Padahal skandal yang terjadi pada Jiwasraya dan Asabri telah menurunkan trust masyarakat kepada perusahan-perusahaan pelat merah. Bahkan mungkin saja ketidakpercayaan ini melebar pada lembaga-lembaga keuangan negara terkait dengan kinerja pengawasan mereka selama ini. Oleh karena itu perlu segera ada konsep yang disepakati agar tata kelola perusahaan pelat merah bisa lebih baik.
Proses penanganan hukum skandal dua perusahaan ini juga akan mempengaruhi trust masyarakat pada perusahaan-perusahaan milik negara.

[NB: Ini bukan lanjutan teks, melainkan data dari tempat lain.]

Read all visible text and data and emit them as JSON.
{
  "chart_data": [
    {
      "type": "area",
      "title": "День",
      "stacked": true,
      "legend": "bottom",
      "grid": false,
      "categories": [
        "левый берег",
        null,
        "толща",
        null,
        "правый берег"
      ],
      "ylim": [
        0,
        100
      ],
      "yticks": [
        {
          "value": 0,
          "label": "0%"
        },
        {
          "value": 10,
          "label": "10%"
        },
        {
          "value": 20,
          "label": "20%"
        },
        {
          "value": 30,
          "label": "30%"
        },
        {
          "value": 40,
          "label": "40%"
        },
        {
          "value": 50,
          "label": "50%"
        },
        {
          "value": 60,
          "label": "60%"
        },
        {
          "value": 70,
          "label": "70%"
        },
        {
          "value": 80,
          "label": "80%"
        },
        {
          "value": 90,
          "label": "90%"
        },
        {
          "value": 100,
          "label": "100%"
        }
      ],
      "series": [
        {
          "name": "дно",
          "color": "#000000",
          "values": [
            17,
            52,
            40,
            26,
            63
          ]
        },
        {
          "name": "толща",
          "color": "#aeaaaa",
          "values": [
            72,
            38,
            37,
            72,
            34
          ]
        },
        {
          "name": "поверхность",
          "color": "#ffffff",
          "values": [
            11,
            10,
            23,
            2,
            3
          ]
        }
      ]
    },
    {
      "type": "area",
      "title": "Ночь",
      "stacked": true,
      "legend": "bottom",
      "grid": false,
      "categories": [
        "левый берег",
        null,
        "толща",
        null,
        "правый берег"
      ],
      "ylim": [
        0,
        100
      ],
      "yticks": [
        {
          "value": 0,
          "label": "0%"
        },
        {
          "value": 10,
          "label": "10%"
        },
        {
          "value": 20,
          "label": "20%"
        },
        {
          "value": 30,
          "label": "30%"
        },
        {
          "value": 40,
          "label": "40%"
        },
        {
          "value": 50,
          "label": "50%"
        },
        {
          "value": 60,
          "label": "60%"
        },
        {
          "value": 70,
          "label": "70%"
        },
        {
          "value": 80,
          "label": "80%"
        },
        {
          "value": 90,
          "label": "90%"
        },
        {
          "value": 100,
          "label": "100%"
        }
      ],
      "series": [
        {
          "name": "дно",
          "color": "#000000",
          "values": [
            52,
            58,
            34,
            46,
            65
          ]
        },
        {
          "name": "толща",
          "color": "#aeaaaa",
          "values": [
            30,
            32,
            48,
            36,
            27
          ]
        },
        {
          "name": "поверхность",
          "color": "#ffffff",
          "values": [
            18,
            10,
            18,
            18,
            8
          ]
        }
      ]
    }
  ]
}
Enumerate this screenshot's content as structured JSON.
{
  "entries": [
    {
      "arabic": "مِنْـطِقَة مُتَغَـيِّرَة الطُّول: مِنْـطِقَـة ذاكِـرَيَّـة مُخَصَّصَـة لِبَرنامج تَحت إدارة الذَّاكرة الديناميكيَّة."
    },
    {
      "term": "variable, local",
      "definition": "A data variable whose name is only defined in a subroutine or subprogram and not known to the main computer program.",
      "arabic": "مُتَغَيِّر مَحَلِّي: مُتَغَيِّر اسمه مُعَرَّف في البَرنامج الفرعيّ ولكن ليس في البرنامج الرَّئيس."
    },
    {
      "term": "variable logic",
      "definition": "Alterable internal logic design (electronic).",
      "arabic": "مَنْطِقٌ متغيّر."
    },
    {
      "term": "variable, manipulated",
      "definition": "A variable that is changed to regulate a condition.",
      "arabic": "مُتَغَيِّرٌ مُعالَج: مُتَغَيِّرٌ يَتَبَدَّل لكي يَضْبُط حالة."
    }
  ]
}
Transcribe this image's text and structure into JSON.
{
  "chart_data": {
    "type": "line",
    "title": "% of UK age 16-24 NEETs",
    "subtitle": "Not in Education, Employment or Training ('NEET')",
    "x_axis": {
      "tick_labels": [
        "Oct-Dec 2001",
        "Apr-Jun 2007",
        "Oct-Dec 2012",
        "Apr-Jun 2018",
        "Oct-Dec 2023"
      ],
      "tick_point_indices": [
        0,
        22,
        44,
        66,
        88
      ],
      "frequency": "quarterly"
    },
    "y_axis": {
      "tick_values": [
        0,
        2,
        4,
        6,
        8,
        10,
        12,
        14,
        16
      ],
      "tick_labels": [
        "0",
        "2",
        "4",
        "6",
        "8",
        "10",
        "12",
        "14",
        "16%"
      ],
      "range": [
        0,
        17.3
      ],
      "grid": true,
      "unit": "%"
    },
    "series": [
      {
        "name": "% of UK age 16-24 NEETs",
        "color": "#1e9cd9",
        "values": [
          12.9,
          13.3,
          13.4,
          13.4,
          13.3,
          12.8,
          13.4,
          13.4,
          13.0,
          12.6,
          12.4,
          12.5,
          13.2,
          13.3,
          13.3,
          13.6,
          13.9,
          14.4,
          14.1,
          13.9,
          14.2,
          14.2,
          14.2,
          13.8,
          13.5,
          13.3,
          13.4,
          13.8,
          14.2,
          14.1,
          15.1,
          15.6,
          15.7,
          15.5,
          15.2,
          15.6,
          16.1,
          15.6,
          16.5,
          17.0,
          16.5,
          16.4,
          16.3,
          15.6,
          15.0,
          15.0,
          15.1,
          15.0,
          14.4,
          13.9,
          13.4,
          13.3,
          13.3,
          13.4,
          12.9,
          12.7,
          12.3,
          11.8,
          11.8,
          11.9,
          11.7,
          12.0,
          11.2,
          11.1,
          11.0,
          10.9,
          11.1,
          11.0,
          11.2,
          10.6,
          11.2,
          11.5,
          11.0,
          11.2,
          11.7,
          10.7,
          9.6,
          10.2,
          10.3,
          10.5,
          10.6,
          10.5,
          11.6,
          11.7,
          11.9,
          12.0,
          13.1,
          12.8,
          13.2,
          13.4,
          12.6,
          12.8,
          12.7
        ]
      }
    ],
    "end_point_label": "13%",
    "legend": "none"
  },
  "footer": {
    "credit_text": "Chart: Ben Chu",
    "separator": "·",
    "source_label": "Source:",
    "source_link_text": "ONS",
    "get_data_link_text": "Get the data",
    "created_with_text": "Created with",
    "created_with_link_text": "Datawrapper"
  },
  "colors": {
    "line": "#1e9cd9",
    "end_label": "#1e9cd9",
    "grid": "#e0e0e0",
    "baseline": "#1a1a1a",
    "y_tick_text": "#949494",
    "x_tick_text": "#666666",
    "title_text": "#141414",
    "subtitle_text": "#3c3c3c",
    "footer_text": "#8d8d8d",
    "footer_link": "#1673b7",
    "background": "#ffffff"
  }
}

Oleh karena itu, ketika Jokowi mengeluarkan perintah untuk gebuk siapapun yang terlibat dalam skandal dua perusahaan asuransi milik Negera ini, tidak terkecuali jika ada keterlibatan orang dalam istana, Â maka sebaiknya langkah para punggawa pemberantasan korupsi di Negara ini dapat mengimbangi semangat pemberantasan korupsi Presiden Jokowi. Â
Sementara sampai dengan saat ini, Kejaksaan Agung telah menahan lima tersangka dalam kasus Jiwasraya. Terkait kasus Asabri, Kejaksaan Agung, Polri dan KPK sedang menunggu hasil audit dari BPK. Â
Semoga saja penanganan kedua kasus ini tidak mandeg karena konflik kepentingan, sehingga tuntas mengungkap orang-orang yang selama ini diam-diam menggerogoti kedua perusahaan BUMN tersebut.
Penyelenggaraan BUMN yang berjalan dengan tata kelola yang baik, manajemen risiko serta ketaatan pada aturan hukum serta kebijakan negara yang mampu menutup celah konspirasi tangan-tangan tak terlihat akan memastikan BUMN kita mendapatkan untung. Jika sebaliknya, maka memang benar kalau perusahaan-perusahaan pelat merah kita tidak boleh mendapat tuntung.